Por Víctor Caballero
Las recientes movilizaciones de centenares de familias que invadieron terrenos urbanos en el Morro Solar (Chorrillos) y Lomo de Corvina (Villa El Salvador), desalojados luego por la policía, probablemente se repetirá en otros lugares de Lima o de las ciudades de la costa. Cada cierto tiempo, en especial en Fiestas Patrias, se han producido invasiones de terrenos, y no siempre el desalojo tuvo éxito; por el contrario, obligó a las autoridades de los gobiernos municipales y del propio Gobierno Central, ha encontrar soluciones a las demandas de vivienda popular y de servicios básicos. Por lo demás, el crecimiento urbano en las grandes ciudades de las últimas tres décadas se ha producido, precisamente, por la vía de las invasiones de terrenos.
Indudablemente, el factor que dinamiza estas invasiones o esta lucha por la vivienda popular tiene que ver, por un lado, con las promesas electorales de candidatos en las campañas electorales municipal o nacional que levantan expectativas o, por otro lado, por la acuciante situación de pobreza que viven las familias peruanas para los cuales les imposible acceder a la vivienda.
La crisis presente es ahora un nuevo elemento que puede activar invasiones debido a las probables migraciones de poblaciones rurales hacia las ciudades. Las invasiones de terrenos urbanos será por tanto uno de los temas críticos de la conflictividad social que el próximo gobierno va a tener que afrontar con seriedad y responsabilidad.
No es este el único frente de conflictos sociales próximos. Recordemos que la conflictividad social en el Perú no ha disminuido a pesar de todos los espacios de diálogos constituidos y compromisos firmados. Aunque los reportes de conflictos registrados por la Defensoría del Pueblo (DP) no coinciden con los registrados por la Secretaría de Diálogo de la PCM, no obstante, hay un elemento común: el número de conflictos activos o en riesgo inminente de pasar a una fase crítica, son altos; y que la línea que separa un conflicto activo a una situación de crisis es muy débil.

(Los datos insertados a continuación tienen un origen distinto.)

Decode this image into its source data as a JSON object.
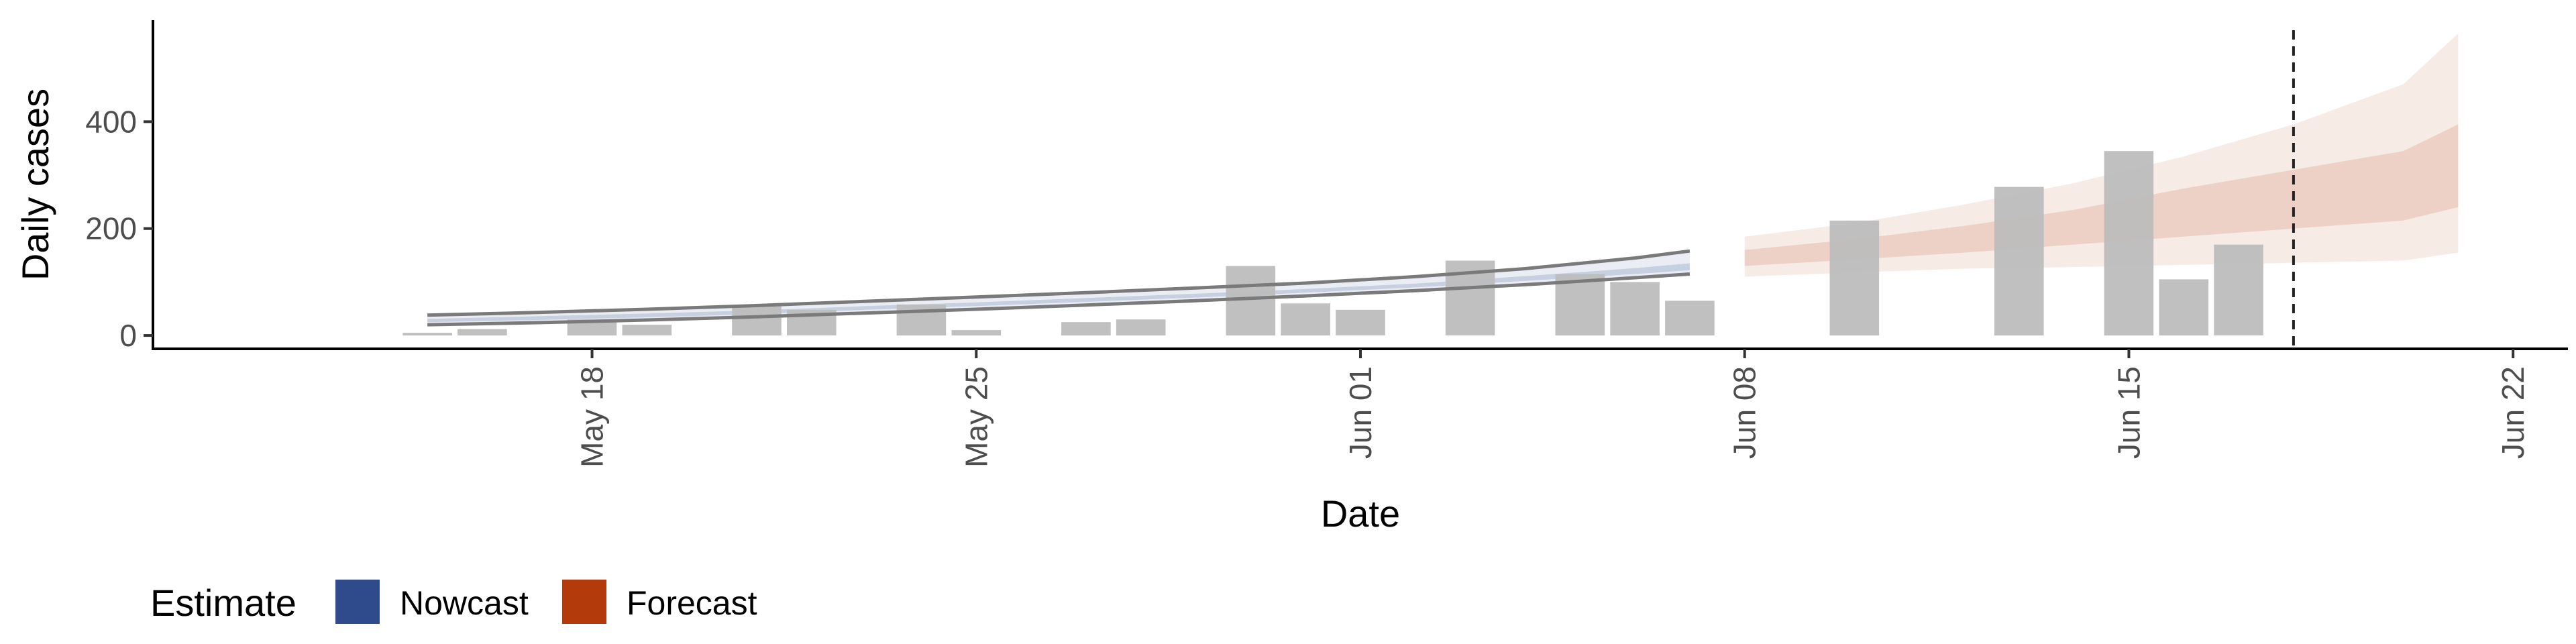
{
  "chart_data": {
    "type": "bar",
    "xlabel": "Date",
    "ylabel": "Daily cases",
    "xlim": [
      "2021-05-10",
      "2021-06-23"
    ],
    "ylim": [
      -25,
      590
    ],
    "x_ticks": [
      "May 18",
      "May 25",
      "Jun 01",
      "Jun 08",
      "Jun 15",
      "Jun 22"
    ],
    "x_tick_dates": [
      "2021-05-18",
      "2021-05-25",
      "2021-06-01",
      "2021-06-08",
      "2021-06-15",
      "2021-06-22"
    ],
    "y_ticks": [
      0,
      200,
      400
    ],
    "grid": false,
    "bar_color": "#bdbdbd",
    "reported_cases": [
      {
        "date": "2021-05-15",
        "value": 5
      },
      {
        "date": "2021-05-16",
        "value": 12
      },
      {
        "date": "2021-05-18",
        "value": 30
      },
      {
        "date": "2021-05-19",
        "value": 20
      },
      {
        "date": "2021-05-21",
        "value": 55
      },
      {
        "date": "2021-05-22",
        "value": 48
      },
      {
        "date": "2021-05-24",
        "value": 58
      },
      {
        "date": "2021-05-25",
        "value": 10
      },
      {
        "date": "2021-05-27",
        "value": 25
      },
      {
        "date": "2021-05-28",
        "value": 30
      },
      {
        "date": "2021-05-30",
        "value": 130
      },
      {
        "date": "2021-05-31",
        "value": 60
      },
      {
        "date": "2021-06-01",
        "value": 48
      },
      {
        "date": "2021-06-03",
        "value": 140
      },
      {
        "date": "2021-06-05",
        "value": 115
      },
      {
        "date": "2021-06-06",
        "value": 100
      },
      {
        "date": "2021-06-07",
        "value": 65
      },
      {
        "date": "2021-06-10",
        "value": 215
      },
      {
        "date": "2021-06-13",
        "value": 278
      },
      {
        "date": "2021-06-15",
        "value": 345
      },
      {
        "date": "2021-06-16",
        "value": 105
      },
      {
        "date": "2021-06-17",
        "value": 170
      }
    ],
    "nowcast": {
      "color": "#2f4b8c",
      "dates": [
        "2021-05-15",
        "2021-05-17",
        "2021-05-19",
        "2021-05-21",
        "2021-05-23",
        "2021-05-25",
        "2021-05-27",
        "2021-05-29",
        "2021-05-31",
        "2021-06-02",
        "2021-06-04",
        "2021-06-06",
        "2021-06-07"
      ],
      "median": [
        28,
        32,
        37,
        43,
        51,
        58,
        66,
        74,
        83,
        93,
        106,
        120,
        128
      ],
      "lower_90": [
        20,
        24,
        29,
        35,
        42,
        49,
        57,
        65,
        74,
        84,
        95,
        108,
        115
      ],
      "upper_90": [
        38,
        43,
        49,
        56,
        64,
        72,
        80,
        89,
        98,
        110,
        125,
        145,
        158
      ],
      "lower_50": [
        25,
        29,
        34,
        40,
        48,
        55,
        63,
        71,
        80,
        90,
        102,
        115,
        122
      ],
      "upper_50": [
        31,
        36,
        41,
        47,
        55,
        62,
        70,
        78,
        87,
        97,
        111,
        126,
        135
      ]
    },
    "forecast": {
      "color": "#b33a0b",
      "dates": [
        "2021-06-08",
        "2021-06-10",
        "2021-06-12",
        "2021-06-14",
        "2021-06-16",
        "2021-06-18",
        "2021-06-20",
        "2021-06-21"
      ],
      "lower_90": [
        110,
        118,
        125,
        128,
        132,
        136,
        140,
        155
      ],
      "upper_90": [
        185,
        210,
        245,
        285,
        335,
        395,
        470,
        565
      ],
      "lower_50": [
        130,
        142,
        155,
        170,
        185,
        200,
        215,
        240
      ],
      "upper_50": [
        160,
        180,
        205,
        235,
        275,
        310,
        345,
        395
      ]
    },
    "vline": {
      "date": "2021-06-18",
      "style": "dashed"
    },
    "legend": {
      "position": "bottom-left",
      "title": "Estimate",
      "items": [
        {
          "label": "Nowcast",
          "color": "#2f4b8c"
        },
        {
          "label": "Forecast",
          "color": "#b33a0b"
        }
      ]
    }
  }
}
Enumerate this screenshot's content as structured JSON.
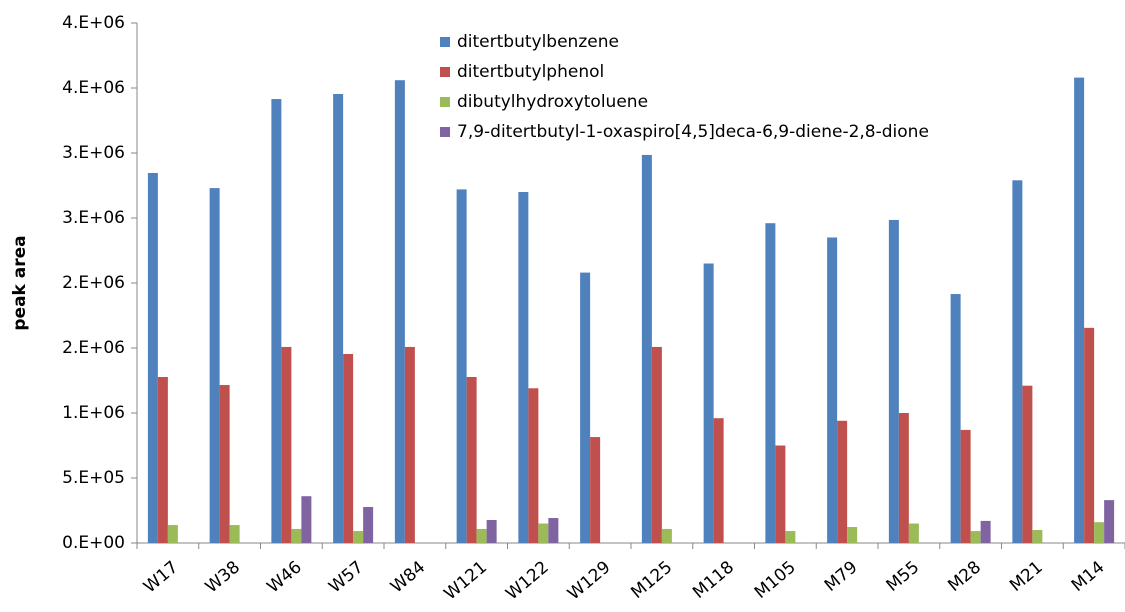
{
  "chart_data": {
    "type": "bar",
    "y_label": "peak area",
    "categories": [
      "W17",
      "W38",
      "W46",
      "W57",
      "W84",
      "W121",
      "W122",
      "W129",
      "M125",
      "M118",
      "M105",
      "M79",
      "M55",
      "M28",
      "M21",
      "M14"
    ],
    "series": [
      {
        "name": "ditertbutylbenzene",
        "color": "#4f81bd",
        "values": [
          2846000,
          2730000,
          3415000,
          3454000,
          3560000,
          2720000,
          2700000,
          2080000,
          2985000,
          2150000,
          2460000,
          2350000,
          2485000,
          1915000,
          2790000,
          3580000
        ]
      },
      {
        "name": "ditertbutylphenol",
        "color": "#c0504d",
        "values": [
          1277000,
          1215000,
          1508000,
          1454000,
          1508000,
          1277000,
          1190000,
          815000,
          1508000,
          960000,
          750000,
          940000,
          1000000,
          870000,
          1210000,
          1655000
        ]
      },
      {
        "name": "dibutylhydroxytoluene",
        "color": "#9bbb59",
        "values": [
          138000,
          138000,
          108000,
          92000,
          0,
          108000,
          150000,
          0,
          108000,
          0,
          92000,
          123000,
          150000,
          92000,
          100000,
          160000
        ]
      },
      {
        "name": "7,9-ditertbutyl-1-oxaspiro[4,5]deca-6,9-diene-2,8-dione",
        "color": "#8064a2",
        "values": [
          0,
          0,
          360000,
          277000,
          0,
          177000,
          192000,
          0,
          0,
          0,
          0,
          0,
          0,
          170000,
          0,
          330000
        ]
      }
    ],
    "ylim": [
      0,
      4000000
    ],
    "yticks": [
      {
        "value": 0,
        "label": "0.E+00"
      },
      {
        "value": 500000,
        "label": "5.E+05"
      },
      {
        "value": 1000000,
        "label": "1.E+06"
      },
      {
        "value": 1500000,
        "label": "2.E+06"
      },
      {
        "value": 2000000,
        "label": "2.E+06"
      },
      {
        "value": 2500000,
        "label": "3.E+06"
      },
      {
        "value": 3000000,
        "label": "3.E+06"
      },
      {
        "value": 3500000,
        "label": "4.E+06"
      },
      {
        "value": 4000000,
        "label": "4.E+06"
      }
    ],
    "grid": false,
    "legend": "top"
  }
}
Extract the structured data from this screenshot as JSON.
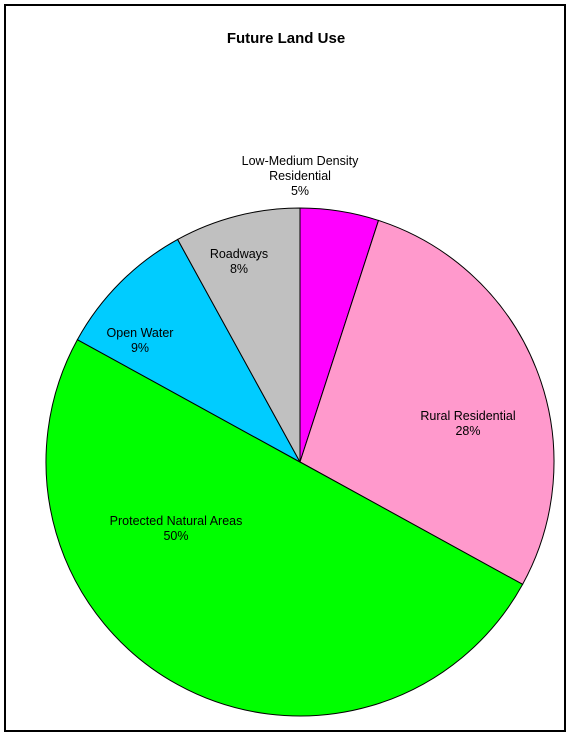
{
  "chart_data": {
    "type": "pie",
    "title": "Future Land Use",
    "start_angle_deg": 0,
    "direction": "clockwise",
    "slices": [
      {
        "label": "Low-Medium Density Residential",
        "label_lines": [
          "Low-Medium Density",
          "Residential"
        ],
        "value": 5,
        "value_label": "5%",
        "color": "#ff00ff"
      },
      {
        "label": "Rural Residential",
        "label_lines": [
          "Rural Residential"
        ],
        "value": 28,
        "value_label": "28%",
        "color": "#ff99cc"
      },
      {
        "label": "Protected Natural Areas",
        "label_lines": [
          "Protected Natural Areas"
        ],
        "value": 50,
        "value_label": "50%",
        "color": "#00ff00"
      },
      {
        "label": "Open Water",
        "label_lines": [
          "Open Water"
        ],
        "value": 9,
        "value_label": "9%",
        "color": "#00ccff"
      },
      {
        "label": "Roadways",
        "label_lines": [
          "Roadways"
        ],
        "value": 8,
        "value_label": "8%",
        "color": "#c0c0c0"
      }
    ]
  }
}
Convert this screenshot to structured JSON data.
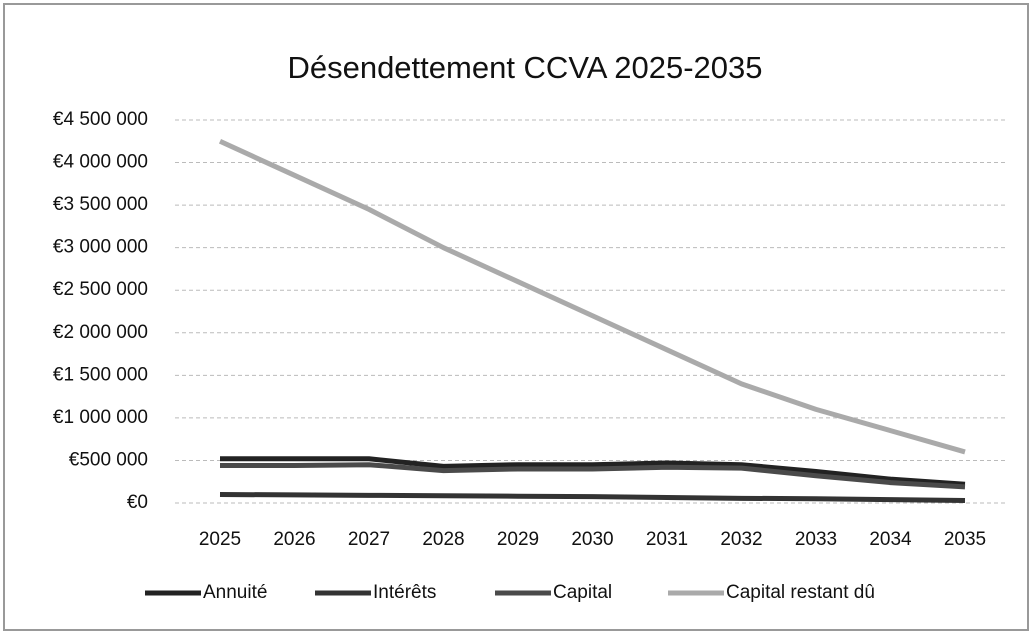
{
  "chart_data": {
    "type": "line",
    "title": "Désendettement CCVA 2025-2035",
    "categories": [
      "2025",
      "2026",
      "2027",
      "2028",
      "2029",
      "2030",
      "2031",
      "2032",
      "2033",
      "2034",
      "2035"
    ],
    "series": [
      {
        "name": "Annuité",
        "color": "#222222",
        "values": [
          520000,
          520000,
          520000,
          430000,
          450000,
          450000,
          470000,
          450000,
          370000,
          280000,
          220000
        ]
      },
      {
        "name": "Intérêts",
        "color": "#333333",
        "values": [
          100000,
          95000,
          90000,
          85000,
          80000,
          75000,
          65000,
          55000,
          50000,
          40000,
          30000
        ]
      },
      {
        "name": "Capital",
        "color": "#4a4a4a",
        "values": [
          440000,
          440000,
          450000,
          380000,
          400000,
          400000,
          420000,
          410000,
          320000,
          240000,
          190000
        ]
      },
      {
        "name": "Capital restant dû",
        "color": "#aaaaaa",
        "values": [
          4250000,
          3850000,
          3450000,
          3000000,
          2600000,
          2200000,
          1800000,
          1400000,
          1100000,
          850000,
          600000
        ]
      }
    ],
    "ylim": [
      0,
      4500000
    ],
    "yticks": [
      {
        "value": 0,
        "label": "€0"
      },
      {
        "value": 500000,
        "label": "€500 000"
      },
      {
        "value": 1000000,
        "label": "€1 000 000"
      },
      {
        "value": 1500000,
        "label": "€1 500 000"
      },
      {
        "value": 2000000,
        "label": "€2 000 000"
      },
      {
        "value": 2500000,
        "label": "€2 500 000"
      },
      {
        "value": 3000000,
        "label": "€3 000 000"
      },
      {
        "value": 3500000,
        "label": "€3 500 000"
      },
      {
        "value": 4000000,
        "label": "€4 000 000"
      },
      {
        "value": 4500000,
        "label": "€4 500 000"
      }
    ],
    "grid": true,
    "legend": "bottom"
  }
}
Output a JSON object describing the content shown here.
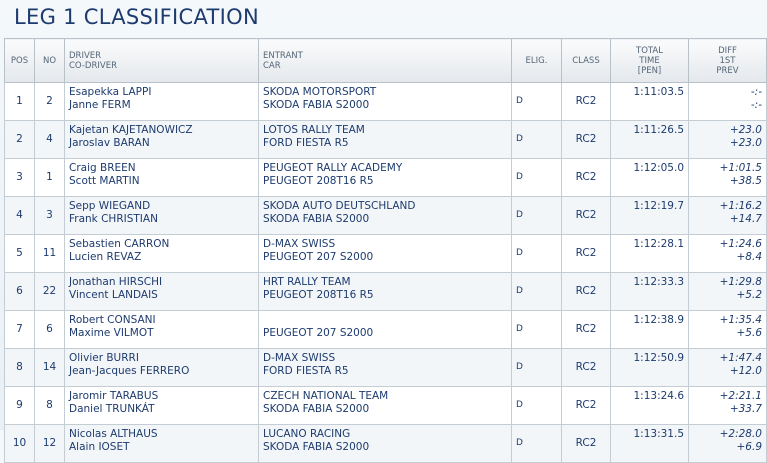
{
  "title": "LEG 1 CLASSIFICATION",
  "table": {
    "header": [
      [
        "POS"
      ],
      [
        "NO"
      ],
      [
        "DRIVER",
        "CO-DRIVER"
      ],
      [
        "ENTRANT",
        "CAR"
      ],
      [
        "ELIG."
      ],
      [
        "CLASS"
      ],
      [
        "TOTAL",
        "TIME",
        "[PEN]"
      ],
      [
        "DIFF",
        "1ST",
        "PREV"
      ]
    ],
    "rows": [
      {
        "pos": "1",
        "no": "2",
        "driver": "Esapekka LAPPI",
        "codriver": "Janne FERM",
        "entrant": "SKODA MOTORSPORT",
        "car": "SKODA FABIA S2000",
        "elig": "D",
        "class": "RC2",
        "time": "1:11:03.5",
        "diff_first": "-:-",
        "diff_prev": "-:-"
      },
      {
        "pos": "2",
        "no": "4",
        "driver": "Kajetan KAJETANOWICZ",
        "codriver": "Jaroslav BARAN",
        "entrant": "LOTOS RALLY TEAM",
        "car": "FORD FIESTA R5",
        "elig": "D",
        "class": "RC2",
        "time": "1:11:26.5",
        "diff_first": "+23.0",
        "diff_prev": "+23.0"
      },
      {
        "pos": "3",
        "no": "1",
        "driver": "Craig BREEN",
        "codriver": "Scott MARTIN",
        "entrant": "PEUGEOT RALLY ACADEMY",
        "car": "PEUGEOT 208T16 R5",
        "elig": "D",
        "class": "RC2",
        "time": "1:12:05.0",
        "diff_first": "+1:01.5",
        "diff_prev": "+38.5"
      },
      {
        "pos": "4",
        "no": "3",
        "driver": "Sepp WIEGAND",
        "codriver": "Frank CHRISTIAN",
        "entrant": "SKODA AUTO DEUTSCHLAND",
        "car": "SKODA FABIA S2000",
        "elig": "D",
        "class": "RC2",
        "time": "1:12:19.7",
        "diff_first": "+1:16.2",
        "diff_prev": "+14.7"
      },
      {
        "pos": "5",
        "no": "11",
        "driver": "Sebastien CARRON",
        "codriver": "Lucien REVAZ",
        "entrant": "D-MAX SWISS",
        "car": "PEUGEOT 207 S2000",
        "elig": "D",
        "class": "RC2",
        "time": "1:12:28.1",
        "diff_first": "+1:24.6",
        "diff_prev": "+8.4"
      },
      {
        "pos": "6",
        "no": "22",
        "driver": "Jonathan HIRSCHI",
        "codriver": "Vincent LANDAIS",
        "entrant": "HRT RALLY TEAM",
        "car": "PEUGEOT 208T16 R5",
        "elig": "D",
        "class": "RC2",
        "time": "1:12:33.3",
        "diff_first": "+1:29.8",
        "diff_prev": "+5.2"
      },
      {
        "pos": "7",
        "no": "6",
        "driver": "Robert CONSANI",
        "codriver": "Maxime VILMOT",
        "car": "PEUGEOT 207 S2000",
        "elig": "D",
        "class": "RC2",
        "time": "1:12:38.9",
        "diff_first": "+1:35.4",
        "diff_prev": "+5.6"
      },
      {
        "pos": "8",
        "no": "14",
        "driver": "Olivier BURRI",
        "codriver": "Jean-Jacques FERRERO",
        "entrant": "D-MAX SWISS",
        "car": "FORD FIESTA R5",
        "elig": "D",
        "class": "RC2",
        "time": "1:12:50.9",
        "diff_first": "+1:47.4",
        "diff_prev": "+12.0"
      },
      {
        "pos": "9",
        "no": "8",
        "driver": "Jaromir TARABUS",
        "codriver": "Daniel TRUNKÁT",
        "entrant": "CZECH NATIONAL TEAM",
        "car": "SKODA FABIA S2000",
        "elig": "D",
        "class": "RC2",
        "time": "1:13:24.6",
        "diff_first": "+2:21.1",
        "diff_prev": "+33.7"
      },
      {
        "pos": "10",
        "no": "12",
        "driver": "Nicolas ALTHAUS",
        "codriver": "Alain IOSET",
        "entrant": "LUCANO RACING",
        "car": "SKODA FABIA S2000",
        "elig": "D",
        "class": "RC2",
        "time": "1:13:31.5",
        "diff_first": "+2:28.0",
        "diff_prev": "+6.9"
      }
    ]
  }
}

Según la DP en el periodo de marzo 2020 a marzo 2021 el número de conflictos activos estaba entre 137 y 147; la Secretaría de Diálogo, con otra metodología de registro, informaba que, de enero a mayo del 2021, los conflictos con riesgo inminente de entrar a una fase crítica variaban entre 20 a 56. En ambos registros se observa que la mayoría de los conflictos son de larga duración, y, aunque no podemos decir que se han estabilizados, si podemos concluir que existe el alto riesgo que algunos de ellos puedan ingresar con suma facilidad a una fase de estallido de violencia con la generación de una crisis de gobernabilidad a corto plazo.
Los conflictos sociales, por tanto, están ahí, al acecho, esperando el momento oportuno, el desliz de alguna autoridad del gobierno para pasar a la fase de confrontación. Recordemos que los conflictos estallan no por las razones estructurales que motivan los reclamos ciudadanos, sino por los actos voluntarios o involuntarios de alguno de los actores del conflicto que funciona a manera de chispa que enciende la pradera.
Indudablemente la oportunidad más cercana es el cambio de gobierno el 28 de julio próximo. Recordemos que cada cambio de gobierno ha sido el momento propicio para que los conflictos estallen con el interés de obligar a las nuevas autoridades para que cumplan promesas o compromisos firmados en la campaña electoral. Así pasó en los tres últimos cambios de gobierno: oposición a las privatizaciones en las primeras semanas de la toma de mando de Alejandro Toledo; movilizaciones en Ilo y Cajamarca contra los proyectos mineros; toma de carreteras de los algodoneros en los valles de la costa cerca de Lima e Ica, por el cumplimiento de incremento de los precios del algodón; paros y movilizaciones en el denominado “corredor minero” para obligar al proyecto minero Las Bambas el cumplimiento de compromisos.
¿Está preparado el próximo gobierno para afrontar ese escenario? Si no lo está, debiera hacerlo, y pronto. Es obvio que a la preparación que me refiero no es al aspecto policial de controlar y dispersar, sino al aspecto de asumir con responsabilidad la demanda de cambios sociales y políticos que están a la base de la demanda de los pobladores y organizaciones sociales de base.